“Little B” e as vidas que a vida de Mário Moutinho (ainda) não deixou viver
“O que estou aqui a fazer?”. É a dúvida da qual não dá para fugir nos momentos de crise existencial, a pergunta para um milhão de euros – como se de repente estivéssemos rodeados de câmaras num concurso televisivo, perante um Jorge Gabriel imaginado. Foi a questão que passou muitas vezes pela cabeça de Mário Moutinho, clássico velhinho com farto bigode de avô, ou, para quem acompanhou de perto a actividade artística e cultural do Porto num tumultuoso e frenético pós-25 de Abril, homem que não soube fazer outra coisa a não ser passar a vida entre o palco, os microfones e os ecrãs.
É essa vida que o próprio, acompanhado pela companhia Visões Úteis, lembra em Little B, espectáculo que busca o seu nome à música de 1962 dos The Shadows. Esse é o tema com o solo de bateria que um jovem Mário sempre quis aprender a tocar e nunca conseguiu. A peça assinala precisamente aquilo que o actor e produtor fez, mas também as vidas que ficaram por viver: a reencenação de Shakespeare de que não fez parte, por exemplo, as ideias que ficaram esquecidas na gaveta e os sonhos que, pelo menos para já, ainda não viram a luz do dia. Mário Moutinho conta ao Teatro Municipal do Porto que não quis recordar apenas os seus “sucessos”, passando também pelos “anseios” e pelas “angústias” que encontrou no caminho – sentimentos que são “comuns a todos nós”.
Não que Little B seja uma retrospectiva tradicional. Ana Vitorino, actriz que também assina a direcção da peça, revela que as Visões Úteis – que não há muito tempo fizeram outro tipo de reflexões sobre o peso que a memória e o passado exercem nas decisões do presente – não quiseram fazer um “espectáculo documental” ou um “balanço de vida”. As histórias da vida pessoal e profissional de Mário Moutinho servem como “uma desculpa para se falar de outras coisas”, como, por exemplo, “a ideia de que a nossa vida não se completa no nosso percurso de vida”.
É através da metafórica desmontagem do cenário, com a bateria, o retroprojector ou a marioneta bigoduda lá ao fundo, que a equipa começa por explorar esse conceito. O artista fala sobre alguns dos seus desencontros e falhanços antigos, antes de, sem darmos por isso, passarmos para um mundo completamente diferente, onde os actores que o acompanham em palco se colocam na sua pele ou supõem o que diria sobre a sua vida em entrevistas inventadas – que, ainda assim, correm desconfortavelmente mal.

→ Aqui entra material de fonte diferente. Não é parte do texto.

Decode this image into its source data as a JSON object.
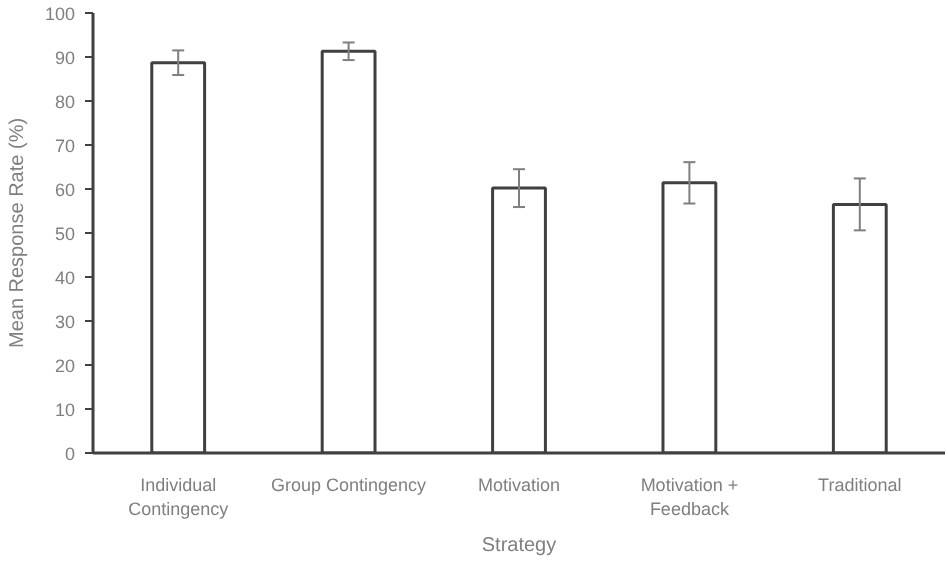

A mudança é brusca e, talvez, até triste, porque os momentos mais gratificantes de Little B são também os mais sinceros, quando a peça pendura o fato do absurdo e da fantasia e Mário Moutinho surge apenas como o velho Mário, a desenterrar o baú. Pode ser o Marcial d’Os Andrades, ou o Guarda Serôdio d’Os Amigos do Gaspar – duas séries da RTP, exibidas entre os anos 80 e 90, onde o actor representou talvez os seus dois papéis mais importantes na televisão –, assim como pode ser a inconfundível voz dos anúncios a meio dos relatos da bola. Seja ainda, talvez, o Mário que lembra com brilho nos olhos a alegria que sentiu quando ouviu na rádio a notícia da revolução. Como se diz ao longo do espectáculo, “há coisas que não se podem ficcionar”, e, da mesma forma, o melhor Mário é o que só o próprio consegue ser, o que ainda não consegue tocar o raio do solo da música dos The Shadows.
No início, Mário Moutinho diz-nos que o segredo para um bom final no teatro é “acabar com uma frase com sentido”. No fim, com as baquetas na mão, o artista não diz nada. Pensa apenas no Mário que já quis ser uma estrela de rock e que teve idade para poder sonhar todos os sonhos do mundo. A menina Clara interrompe a contemplação silenciosa, pousa no chão a mochila que carrega às costas e começa a tocar bateria. É o solo de “Little B”, que o actor acompanha euforicamente batendo nos seus pratos imaginários. Se calhar, a idade para querer ser estrela de rock já passou, mas isso não quer dizer que não possa sonhar novos sonhos.
Little B foi exibido no Pequeno Auditório do Teatro Rivoli entre os dias 15 e 19 de Janeiro, e chega, a 24, ao Teatro Académico de Gil Vicente.